A few days before the end of the competition, I decided to use different parameters for models predicting different proteins (for CITEseq part) or different truncatedSVD components of target gene expression (for Multiome part). Some of the 140 CITEseq targets are predicted much better than others, with the best correlation between prediction and ground truth about 0.87 and the worst about 0.1. So, I divided all the targets into three groups and used different parameters for models, predicting targets of each group - used stronger models to predict proteins, that can be predicted better and added more protection from overfitting to the models predicting proteins that are hard to predict. Then I used the same approach for models, predicting Multiome's target truncatedSVD components - stronger models for the first truncatedSVD components and more protection against overfitting to predict the later SVD components. This trick helped me to increase the final score significantly.
During the competition, my results were relatively low on the leaderboard. But after the competition's end, when private dataset results were published, it turned out that my models generalize better to the private test dataset.

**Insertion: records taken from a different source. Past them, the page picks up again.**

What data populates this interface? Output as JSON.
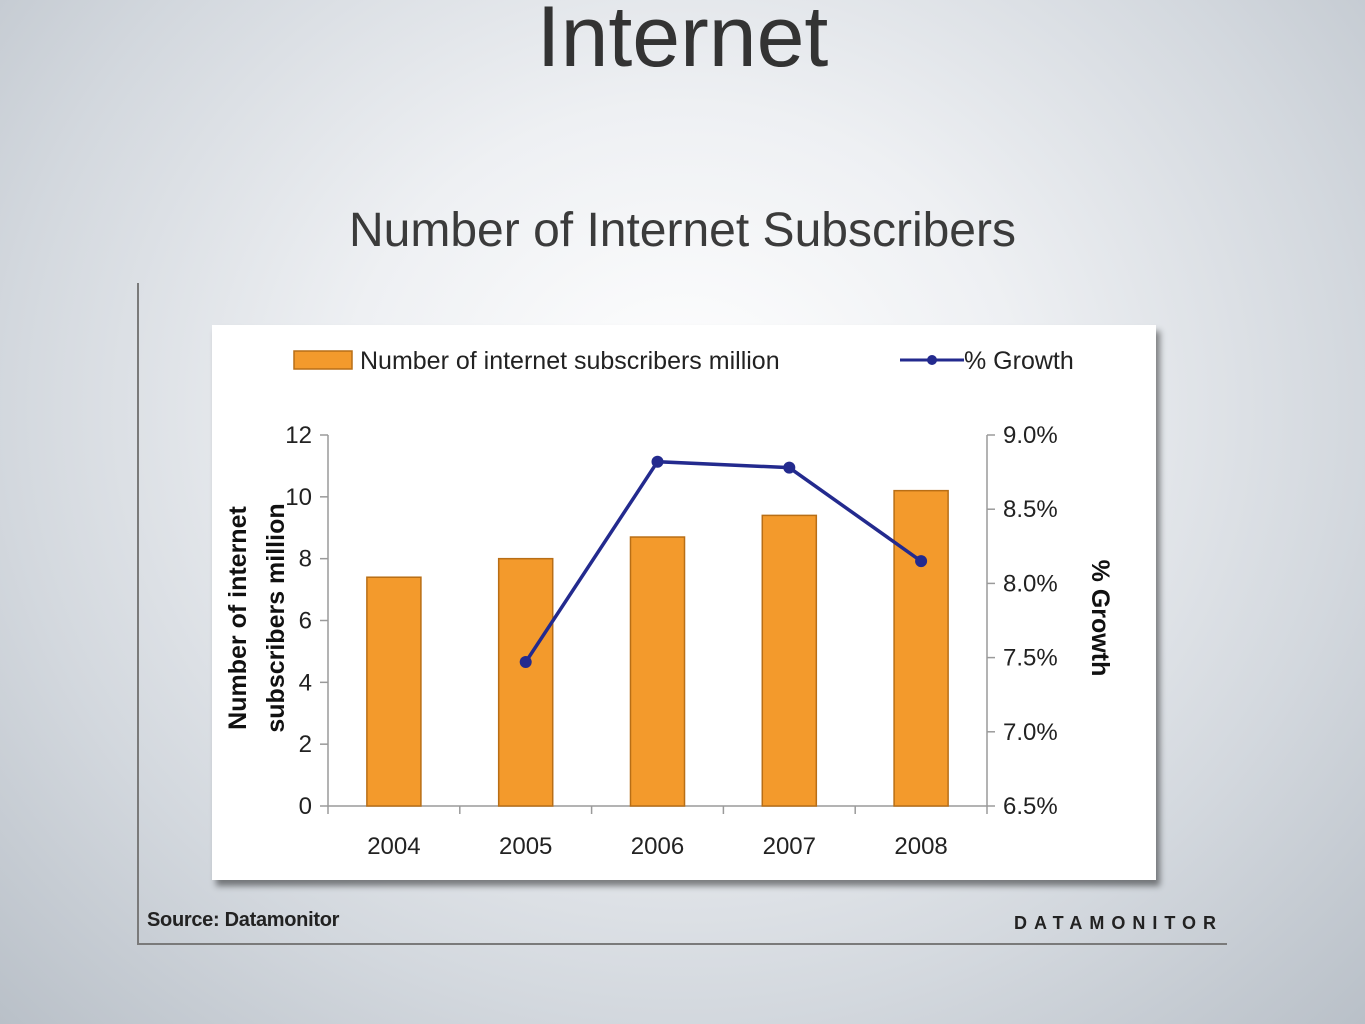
{
  "slide": {
    "title": "Internet",
    "subtitle": "Number of Internet Subscribers"
  },
  "footer": {
    "source": "Source: Datamonitor",
    "brand": "DATAMONITOR"
  },
  "colors": {
    "bar": "#F39A2C",
    "bar_stroke": "#B86E16",
    "line": "#232A8E",
    "axis": "#9a9a9a"
  },
  "chart_data": {
    "type": "bar",
    "categories": [
      "2004",
      "2005",
      "2006",
      "2007",
      "2008"
    ],
    "series": [
      {
        "name": "Number of internet subscribers  million",
        "type": "bar",
        "axis": "left",
        "values": [
          7.4,
          8.0,
          8.7,
          9.4,
          10.2
        ]
      },
      {
        "name": "% Growth",
        "type": "line",
        "axis": "right",
        "values": [
          null,
          7.47,
          8.82,
          8.78,
          8.15
        ]
      }
    ],
    "ylabel_left": [
      "Number of internet",
      "subscribers  million"
    ],
    "ylabel_right": "% Growth",
    "ylim_left": [
      0,
      12
    ],
    "ylim_right": [
      6.5,
      9.0
    ],
    "yticks_left": [
      "0",
      "2",
      "4",
      "6",
      "8",
      "10",
      "12"
    ],
    "yticks_right": [
      "6.5%",
      "7.0%",
      "7.5%",
      "8.0%",
      "8.5%",
      "9.0%"
    ],
    "legend_position": "top",
    "grid": false
  }
}
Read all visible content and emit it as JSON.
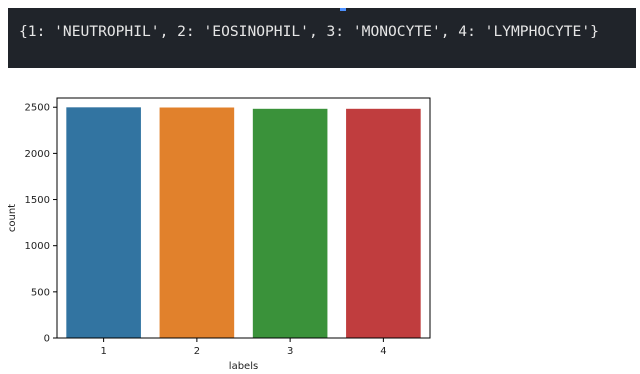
{
  "output_cell": {
    "text": "{1: 'NEUTROPHIL', 2: 'EOSINOPHIL', 3: 'MONOCYTE', 4: 'LYMPHOCYTE'}"
  },
  "chart_data": {
    "type": "bar",
    "categories": [
      "1",
      "2",
      "3",
      "4"
    ],
    "values": [
      2499,
      2497,
      2483,
      2483
    ],
    "colors": [
      "#3274a1",
      "#e1812c",
      "#3a923a",
      "#c03d3e"
    ],
    "xlabel": "labels",
    "ylabel": "count",
    "ylim": [
      0,
      2600
    ],
    "yticks": [
      0,
      500,
      1000,
      1500,
      2000,
      2500
    ],
    "grid": false
  }
}
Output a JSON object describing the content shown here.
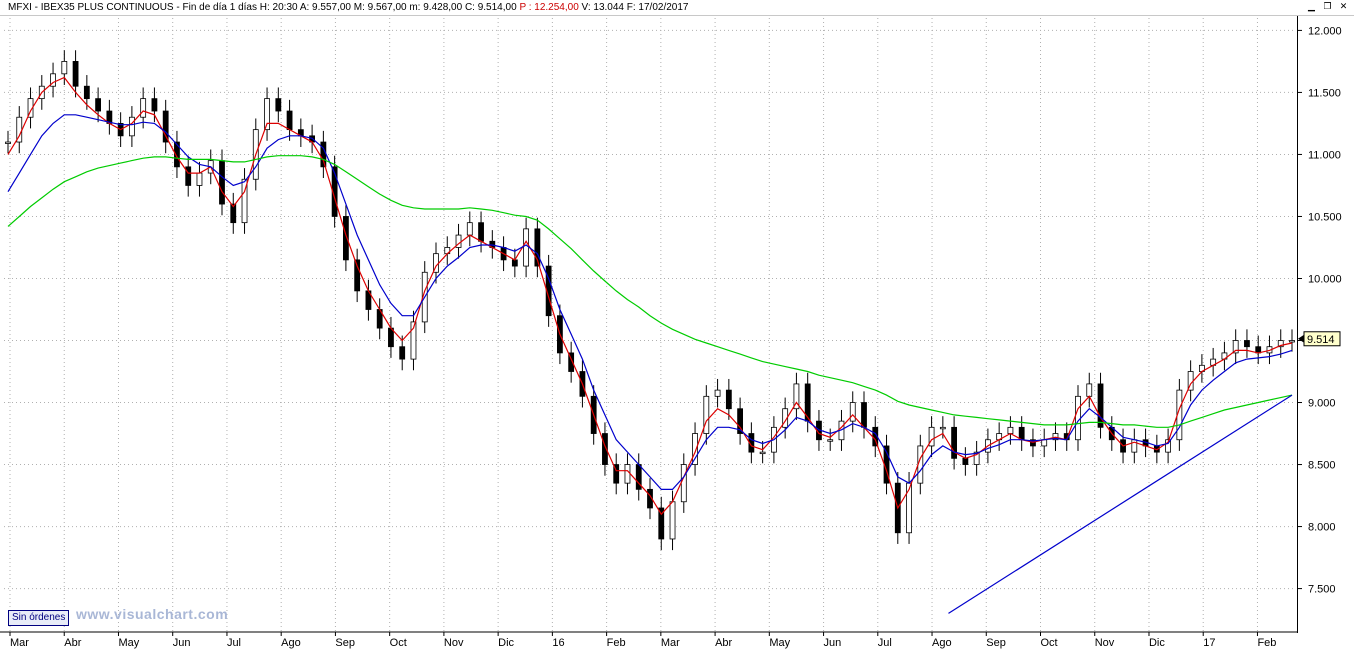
{
  "header": {
    "symbol": "MFXI",
    "name": "IBEX35 PLUS CONTINUOUS",
    "period": "Fin de día 1 días",
    "h": "H: 20:30",
    "a": "A: 9.557,00",
    "m": "M: 9.567,00",
    "mi": "m: 9.428,00",
    "c": "C: 9.514,00",
    "p": "P : 12.254,00",
    "v": "V: 13.044",
    "f": "F: 17/02/2017"
  },
  "buttons": {
    "sin_ordenes": "Sin órdenes"
  },
  "watermark": "www.visualchart.com",
  "colors": {
    "candles": "#000000",
    "ma_fast": "#dd0000",
    "ma_mid": "#0000cc",
    "ma_slow": "#00cc00",
    "trendline": "#0000cc",
    "grid": "#b0b0b0"
  },
  "chart_data": {
    "type": "line",
    "title": "MFXI - IBEX35 PLUS CONTINUOUS",
    "xlabel": "",
    "ylabel": "",
    "ylim": [
      7150,
      12100
    ],
    "y_ticks": [
      "12.000",
      "11.500",
      "11.000",
      "10.500",
      "10.000",
      "9.500",
      "9.000",
      "8.500",
      "8.000",
      "7.500"
    ],
    "y_tick_values": [
      12000,
      11500,
      11000,
      10500,
      10000,
      9500,
      9000,
      8500,
      8000,
      7500
    ],
    "x_ticks": [
      "Mar",
      "Abr",
      "May",
      "Jun",
      "Jul",
      "Ago",
      "Sep",
      "Oct",
      "Nov",
      "Dic",
      "16",
      "Feb",
      "Mar",
      "Abr",
      "May",
      "Jun",
      "Jul",
      "Ago",
      "Sep",
      "Oct",
      "Nov",
      "Dic",
      "17",
      "Feb"
    ],
    "last_price_label": "9.514",
    "last_price": 9514,
    "grid": true,
    "series": [
      {
        "type": "candlestick",
        "close": [
          11100,
          11300,
          11450,
          11550,
          11650,
          11750,
          11550,
          11450,
          11350,
          11250,
          11150,
          11300,
          11450,
          11350,
          11100,
          10900,
          10750,
          10850,
          10950,
          10600,
          10450,
          10800,
          11200,
          11450,
          11350,
          11200,
          11150,
          11100,
          10900,
          10500,
          10150,
          9900,
          9750,
          9600,
          9450,
          9350,
          9650,
          10050,
          10200,
          10250,
          10350,
          10450,
          10300,
          10250,
          10150,
          10100,
          10400,
          10100,
          9700,
          9400,
          9250,
          9050,
          8750,
          8500,
          8350,
          8500,
          8300,
          8150,
          7900,
          8200,
          8500,
          8750,
          9050,
          9100,
          8950,
          8750,
          8600,
          8600,
          8800,
          8950,
          9150,
          8850,
          8700,
          8700,
          8850,
          9000,
          8800,
          8650,
          8350,
          7950,
          8350,
          8650,
          8800,
          8800,
          8550,
          8500,
          8600,
          8700,
          8750,
          8800,
          8700,
          8650,
          8700,
          8750,
          8700,
          9050,
          9150,
          8800,
          8700,
          8600,
          8700,
          8650,
          8600,
          8700,
          9100,
          9250,
          9300,
          9350,
          9400,
          9500,
          9450,
          9400,
          9450,
          9500,
          9500
        ],
        "x_start": "2015-03",
        "x_end": "2017-02-17",
        "interval": "~5 trading days per sample"
      },
      {
        "type": "line",
        "role": "ma_fast",
        "values": [
          11000,
          11150,
          11350,
          11500,
          11580,
          11620,
          11500,
          11400,
          11320,
          11250,
          11200,
          11250,
          11350,
          11320,
          11150,
          10980,
          10850,
          10850,
          10900,
          10700,
          10580,
          10700,
          11000,
          11250,
          11250,
          11200,
          11150,
          11100,
          10950,
          10650,
          10350,
          10100,
          9900,
          9750,
          9600,
          9500,
          9600,
          9900,
          10100,
          10200,
          10280,
          10350,
          10300,
          10250,
          10200,
          10150,
          10300,
          10150,
          9850,
          9550,
          9350,
          9150,
          8900,
          8650,
          8450,
          8450,
          8350,
          8250,
          8100,
          8200,
          8400,
          8600,
          8850,
          8950,
          8900,
          8800,
          8650,
          8620,
          8720,
          8850,
          9000,
          8880,
          8750,
          8720,
          8800,
          8900,
          8800,
          8700,
          8450,
          8150,
          8300,
          8550,
          8700,
          8750,
          8600,
          8550,
          8580,
          8650,
          8700,
          8750,
          8700,
          8680,
          8700,
          8720,
          8700,
          8950,
          9050,
          8880,
          8750,
          8650,
          8680,
          8650,
          8620,
          8680,
          8950,
          9150,
          9250,
          9300,
          9350,
          9420,
          9420,
          9400,
          9420,
          9460,
          9480
        ]
      },
      {
        "type": "line",
        "role": "ma_mid",
        "values": [
          10700,
          10850,
          11000,
          11150,
          11250,
          11320,
          11320,
          11300,
          11280,
          11260,
          11240,
          11240,
          11260,
          11250,
          11180,
          11080,
          10980,
          10920,
          10900,
          10820,
          10750,
          10780,
          10900,
          11050,
          11120,
          11150,
          11150,
          11130,
          11050,
          10850,
          10600,
          10350,
          10150,
          9950,
          9800,
          9700,
          9700,
          9850,
          10000,
          10100,
          10170,
          10250,
          10270,
          10270,
          10250,
          10220,
          10270,
          10200,
          10000,
          9750,
          9550,
          9350,
          9100,
          8900,
          8700,
          8600,
          8500,
          8400,
          8300,
          8300,
          8400,
          8550,
          8700,
          8800,
          8800,
          8780,
          8700,
          8670,
          8700,
          8780,
          8880,
          8850,
          8780,
          8750,
          8780,
          8830,
          8800,
          8750,
          8600,
          8400,
          8350,
          8450,
          8580,
          8650,
          8600,
          8580,
          8590,
          8630,
          8660,
          8700,
          8700,
          8690,
          8700,
          8710,
          8700,
          8850,
          8950,
          8880,
          8800,
          8720,
          8700,
          8680,
          8650,
          8670,
          8800,
          8980,
          9100,
          9180,
          9250,
          9320,
          9350,
          9360,
          9370,
          9390,
          9420
        ]
      },
      {
        "type": "line",
        "role": "ma_slow",
        "values": [
          10420,
          10500,
          10580,
          10650,
          10720,
          10780,
          10820,
          10860,
          10890,
          10910,
          10930,
          10950,
          10970,
          10980,
          10980,
          10970,
          10960,
          10960,
          10960,
          10950,
          10940,
          10940,
          10960,
          10980,
          10990,
          10990,
          10990,
          10980,
          10960,
          10920,
          10860,
          10800,
          10740,
          10680,
          10630,
          10590,
          10570,
          10560,
          10560,
          10560,
          10560,
          10570,
          10560,
          10550,
          10530,
          10510,
          10500,
          10470,
          10400,
          10320,
          10240,
          10150,
          10060,
          9980,
          9900,
          9830,
          9770,
          9700,
          9640,
          9590,
          9550,
          9510,
          9480,
          9450,
          9420,
          9390,
          9360,
          9330,
          9310,
          9290,
          9270,
          9250,
          9220,
          9200,
          9180,
          9160,
          9130,
          9100,
          9060,
          9010,
          8980,
          8960,
          8940,
          8920,
          8900,
          8890,
          8880,
          8870,
          8860,
          8850,
          8840,
          8830,
          8820,
          8820,
          8820,
          8830,
          8840,
          8840,
          8830,
          8820,
          8820,
          8810,
          8800,
          8800,
          8820,
          8850,
          8880,
          8910,
          8940,
          8960,
          8980,
          9000,
          9020,
          9040,
          9060
        ]
      },
      {
        "type": "line",
        "role": "trendline",
        "x": [
          "2016-06-27",
          "2017-02-17"
        ],
        "values": [
          7300,
          9060
        ]
      }
    ]
  }
}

I didn't make many submissions, but mostly checked the cross-validation results, and this approach worked fine.
Most participants used artificial neural networks to make predictions - and many of them ended with overfitting solutions, although winners also used the neural networks. I also wanted to try NN models, but chose to spend that time working with the raw data instead. The very top performers pre-processed the raw data themselves or added additional processing to data, pre-processed by the organizers. I do not think that searching for better GBDT model's parameters or putting more effort into feature selection can significantly improve the results. The best way for further improvement would be to use NN models and to pre-process the data.